Everything. That’s what I remember most about you, Dad. Every. Little. Thing.
The sound your cowboy boots made as you walked across the floor. Strong, steady, purposeful footsteps. You were not a man who treaded lightly.
The smell of your leather jacket, and the Vitalis you used to slick back your hair. You always kept a comb in your pocket, and a clean hankerchief just in case I needed to blow my nose.
The endless cups of coffee. “Just black,” you’d tell the waitress. Real men didn’t need cream and sugar.
The smell of fresh sawn wood, and the piles of wood shavings on the floor of your shop. The square carpenter’s pencil tucked behind your ear. Cans of Watco oil and turpentine on the shelf, and squares of sandpaper.
Countless fishing trips on Siltcoos., and the methodical, careful technique you used to clean a fish. The way you put a worm on my line and told me to “keep an eye” on my red and white bobber.
The unique slant of your handwriting, and the notes you wrote me.
Singing “Bill Grogan’s Goat” while you played the guitar. Sometimes Mom would join in on the accordion and we’d have a family sing-a-long. I always loved to hear you sing.
The way you always grabbed a toothpick and cleaned your teeth after a meal.
Saturday morning wrestling and tickling matches, you on one team and Wes and me on the other. You always won, and we were glad.
French toast breakfasts. Split pea soup with ham hocks. Penuche in a pan lined with wax paper and scored with a knife. Bacon gravy. You were a marvelous cook, but you sure made a mess in the kitchen.
Having lunch together every Thursday throughout my high school years. Every single Thursday, because I was that important to you. You picked me up in front of my school in your big boat of a car and off we’d go to the Black Angus. Or Brails. Or the Treehouse. You’d ask me about my life, and you’d listen. Oh, what a marvelous listener you were, always. “Hmmm,” you’d say, with rapt attention. “That’s fascinating. Tell me more.” And I would.
The way you introduced Wes and me to your associates and clients, and anyone else we’d meet. You were proud to be our dad. Not just anybody’s dad, but OUR dad.
The stories you’d tell. Stories full of humor, family history, and moral lessons. Stories about Paul the Apostle and the wisdom of Solomen. Stories about your mom and dad and your dog, collecting cascara bark for extra money as a boy and the only time you ever cheated, how you met my mother … I never tired of hearing you talk.
The way you loved Mom, and the oneness of the two of you.
You were stern sometimes, and serious. I always knew when you meant business. So did everyone else. I feared your anger, and your disappointment. And I craved your approval.
You knew your shortcomings and faults, and you never made excuses.
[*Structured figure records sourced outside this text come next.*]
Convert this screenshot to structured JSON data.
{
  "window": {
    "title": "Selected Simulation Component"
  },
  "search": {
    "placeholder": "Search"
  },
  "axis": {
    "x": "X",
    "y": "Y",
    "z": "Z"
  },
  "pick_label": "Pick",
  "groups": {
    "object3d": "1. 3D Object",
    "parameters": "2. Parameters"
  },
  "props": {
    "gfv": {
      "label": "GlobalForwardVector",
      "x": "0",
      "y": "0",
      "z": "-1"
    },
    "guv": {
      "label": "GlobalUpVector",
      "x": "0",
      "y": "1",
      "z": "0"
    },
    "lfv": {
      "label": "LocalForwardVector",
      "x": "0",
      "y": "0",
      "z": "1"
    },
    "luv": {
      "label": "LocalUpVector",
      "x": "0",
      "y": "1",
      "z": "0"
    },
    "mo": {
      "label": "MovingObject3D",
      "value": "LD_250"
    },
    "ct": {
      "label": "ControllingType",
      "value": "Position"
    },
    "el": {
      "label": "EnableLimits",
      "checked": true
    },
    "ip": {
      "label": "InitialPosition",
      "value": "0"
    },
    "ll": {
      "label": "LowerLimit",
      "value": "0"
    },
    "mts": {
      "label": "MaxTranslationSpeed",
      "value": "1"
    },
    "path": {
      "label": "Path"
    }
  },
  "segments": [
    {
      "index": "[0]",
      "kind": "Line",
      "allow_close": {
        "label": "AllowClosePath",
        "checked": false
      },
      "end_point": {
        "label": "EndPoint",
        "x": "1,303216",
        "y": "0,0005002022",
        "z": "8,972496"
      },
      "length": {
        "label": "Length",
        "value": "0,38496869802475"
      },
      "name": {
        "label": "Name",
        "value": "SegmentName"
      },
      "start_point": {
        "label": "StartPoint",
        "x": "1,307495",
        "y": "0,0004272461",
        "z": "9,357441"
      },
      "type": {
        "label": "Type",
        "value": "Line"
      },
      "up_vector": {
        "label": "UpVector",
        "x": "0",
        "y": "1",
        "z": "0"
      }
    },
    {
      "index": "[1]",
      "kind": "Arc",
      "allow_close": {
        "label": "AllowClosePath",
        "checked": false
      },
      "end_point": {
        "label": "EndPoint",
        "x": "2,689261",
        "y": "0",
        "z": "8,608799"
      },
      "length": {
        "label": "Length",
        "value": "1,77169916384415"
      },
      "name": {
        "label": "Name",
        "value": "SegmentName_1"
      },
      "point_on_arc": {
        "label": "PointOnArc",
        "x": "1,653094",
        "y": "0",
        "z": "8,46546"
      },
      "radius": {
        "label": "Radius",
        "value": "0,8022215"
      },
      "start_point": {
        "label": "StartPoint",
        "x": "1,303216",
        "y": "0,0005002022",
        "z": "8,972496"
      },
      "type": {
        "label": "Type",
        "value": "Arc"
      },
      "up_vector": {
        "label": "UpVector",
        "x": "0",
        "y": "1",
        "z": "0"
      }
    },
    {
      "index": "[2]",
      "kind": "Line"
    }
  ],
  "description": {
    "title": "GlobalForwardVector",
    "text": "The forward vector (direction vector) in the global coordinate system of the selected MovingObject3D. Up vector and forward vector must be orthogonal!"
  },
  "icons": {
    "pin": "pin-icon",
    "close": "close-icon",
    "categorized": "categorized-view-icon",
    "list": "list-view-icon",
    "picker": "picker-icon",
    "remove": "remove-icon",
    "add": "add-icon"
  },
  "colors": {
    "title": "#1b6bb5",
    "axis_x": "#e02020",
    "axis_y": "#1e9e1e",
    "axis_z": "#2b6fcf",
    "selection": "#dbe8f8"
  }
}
You had regrets. You made amends.
You were The Great Encourager, the man who saw possibility and potential in everything and everyone. You believed in people, and you told them so. You knew your own strengths and were confident in your capabilities, and you instilled confidence in others. You led with humility. You were true.
You made people feel safe.
On this seventeenth anniversary of your death, I find that some memories remain fresh and others have faded. I can still hear your voice and your chuckle. I can close my eyes and still feel the strength and comfort of your presence. There was a time when I could not imagine a world without you in it or how I would navigate without you as my compass. The grief of those early years has mercifully receded and the abyss created by your passing does not seem so great as it once did. Except for those moments when it does.
“Grieve for me however you must,” you told me. “But then move on.” You didn’t want a marker. And so each year, on this day, in the quiet of my heart, I breathe these words in memory of you:
There once was a man who walked humbly with God. He was my dad, and I am grateful.